Laura Lundquist

(Missoula Current) Restoration projects will get underway on three large landscapes in Montana in addition to others throughout the West, thanks to a new Bureau of Land Management program with dedicated federal funding.

On Wednesday, BLM Director Tracy Stone-Manning announced “Restoration Landscapes,” a new BLM effort across the 11 western states “to get people to work restoring America’s public lands.” The program is part of the Biden administration’s Investing in America agenda.

The funding was provided by Sen. Jon Tester's Inflation Reduction Act.

“There are only a few times that the leader of a federal bureau gets to announce a project that is not only foundational in nature but truly generational in change, something that will benefit Americans now and for decades to come,” Stone-Manning said during a press call. “Today’s announcement is a source of excitement, not just for the BLM, but for the countless people, partners and communities that are collaborators and benefactors across this broad effort.”

Restoration Landscapes identifies 21 large areas throughout the West where the BLM will dedicate a total of $161 million from the Inflation Reduction Act to various land restoration projects, from repairing watersheds on former timberlands and restoring wetland meadows to reducing invasive species that increase the wildfire risk for sagebrush ecosystems.

Montana is fortunate enough to contain three of the 21 landscapes. Just east of Missoula, the Blackfoot-Clark Fork landscape was allocated $9.54 million, while almost $10 million was allocated to the Missouri Headwaters region and $6.76 million was put toward an area north of the Missouri River and Fort Peck Reservoir dubbed “The Hi-Line Sagebrush Anchor.”

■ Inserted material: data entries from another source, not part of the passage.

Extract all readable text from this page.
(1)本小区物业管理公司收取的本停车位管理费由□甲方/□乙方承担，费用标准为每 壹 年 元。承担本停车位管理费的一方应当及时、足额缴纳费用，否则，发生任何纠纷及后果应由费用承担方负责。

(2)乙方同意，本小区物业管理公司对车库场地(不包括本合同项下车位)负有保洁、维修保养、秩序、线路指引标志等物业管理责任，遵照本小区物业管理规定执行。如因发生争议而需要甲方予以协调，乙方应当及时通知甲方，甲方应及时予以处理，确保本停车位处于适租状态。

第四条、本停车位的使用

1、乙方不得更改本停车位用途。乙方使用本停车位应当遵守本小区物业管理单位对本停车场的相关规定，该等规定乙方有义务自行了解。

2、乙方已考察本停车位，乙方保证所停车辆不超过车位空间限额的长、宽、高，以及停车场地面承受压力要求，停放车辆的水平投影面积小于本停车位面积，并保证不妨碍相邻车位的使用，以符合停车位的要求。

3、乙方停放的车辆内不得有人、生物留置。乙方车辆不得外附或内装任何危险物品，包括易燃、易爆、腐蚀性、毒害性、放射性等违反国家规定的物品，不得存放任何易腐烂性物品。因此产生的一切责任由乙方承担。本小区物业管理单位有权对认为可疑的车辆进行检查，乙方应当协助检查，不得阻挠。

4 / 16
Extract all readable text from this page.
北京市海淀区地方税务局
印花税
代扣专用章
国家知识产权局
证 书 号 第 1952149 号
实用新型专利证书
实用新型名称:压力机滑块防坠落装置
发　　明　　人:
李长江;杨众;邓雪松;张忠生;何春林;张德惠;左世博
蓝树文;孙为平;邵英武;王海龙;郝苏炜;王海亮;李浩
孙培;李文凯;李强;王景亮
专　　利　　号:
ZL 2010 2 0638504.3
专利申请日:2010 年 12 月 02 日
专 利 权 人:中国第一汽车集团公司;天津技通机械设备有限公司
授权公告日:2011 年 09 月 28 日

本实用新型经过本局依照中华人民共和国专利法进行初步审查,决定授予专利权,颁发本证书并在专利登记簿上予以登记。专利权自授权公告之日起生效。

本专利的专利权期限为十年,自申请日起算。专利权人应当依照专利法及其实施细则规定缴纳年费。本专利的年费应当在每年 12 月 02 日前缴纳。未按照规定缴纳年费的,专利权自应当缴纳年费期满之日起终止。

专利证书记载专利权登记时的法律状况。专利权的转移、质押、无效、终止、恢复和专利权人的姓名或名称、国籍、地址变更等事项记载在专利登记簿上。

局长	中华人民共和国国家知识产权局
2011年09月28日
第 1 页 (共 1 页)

Tomer Hasson, BLM Senior Policy Advisor, said the BLM chose the 21 areas using four criteria. They wanted places where the money was certain to produce “real outcomes,” such as places where threats to valuable areas, such as wildfire, could be reduced and where restoration could best be achieved and endure into the future. They also needed to be areas where partners, such as tribes and local communities, would want to be involved.

Some Inflation Reduction Act money will be available for projects this year, but the majority of the funding will go out in 2024 and 2025, Hasson said.

Stone-Manning said the money is being funneled to state BLM offices that will look to local partnerships and collaboration to participate in effective restoration projects. Each project and investment will be landscape-specific. The money can be distributed either as matching grants to organizations and communities or the BLM can use the money to do work itself.

“We will lean on states, tribes and local communities to help us identify and implement projects and to solve problems on the ground,” Stone-Manning said.

Extending from north of the Blackfoot River down through the Sapphire Range, the 2.64 million acres of the Blackfoot-Clark Fork Landscape Restoration Landscape contains critical watersheds, popular recreation sites, and lands with tribal treaty rights and cultural significance. It’s also home to some iconic wildlife including elk, grizzly bears, Canada lynx and bull trout habitat, which have suffered the effects of former industrial logging and the growing pressures of human population and climate change.

The BLM manages about 165,000 acres of the Blackfoot-Clark Fork landscape. The Montana-Dakotas BLM State Office said projects here would likely include restoration in young to medium-age forests, decommissioning former logging roads and repairing perennial streams to preserve healthy forestland and wildlife habitat and ensure that tributaries continue to deliver clear, cold water to the Blackfoot and Clark Fork rivers.

"Our staff is excited about the opportunity this investment provides to make a meaningful impact on public lands in Montana" said Sonya Germann, BLM Montana-Dakotas director. "This will allow us to work with a variety of important partners to conduct major restoration efforts on three large landscapes we know are important to the residents of the Treasure State."

The Missouri Headwaters region is almost 6.5 million acres extending from the Big Hole River Valley over to the headwaters of the Gallatin River in Yellowstone National Park and up to the mouth of the Missouri River at Three Forks.

This landscape encompasses high-elevation mountain ranges, vast sagebrush steppe and wide river valleys that are home to elk, pronghorn antelope and native westslope cutthroat trout in addition to threatened species including grizzly bears, Arctic grayling, Greater sage grouse and whitebark pine. The BLM manages 937,644 acres within the designated boundary.

These are huge areas, but selected restoration projects won’t bar other land uses, Hasson said. The Restoration Landscape boundaries were drawn to encircle entire watersheds where work is needed, including lands owned by a variety of entities.

But the designation doesn’t alter BLM’s regional planning processes or hinder approval of applications for other uses. For example, the BLM Missoula Office is currently working on a plan for lands in the lower Blackfoot watershed, which sits within the Blackfoot-Clark Fork Restoration Landscape but could allow any number of uses.

The BLM will work with partners and private landowners within the Restoration Landscape boundaries to expand the scale and effectiveness of various projects being carried out on public lands.

“We chose these 21 restoration landscapes because we know how important they are and how much these places are in need,” Stone-Manning said. “We have a responsibility to ensure these places support local economies, healthy wildlife populations and allow for recreation and outdoor opportunities.”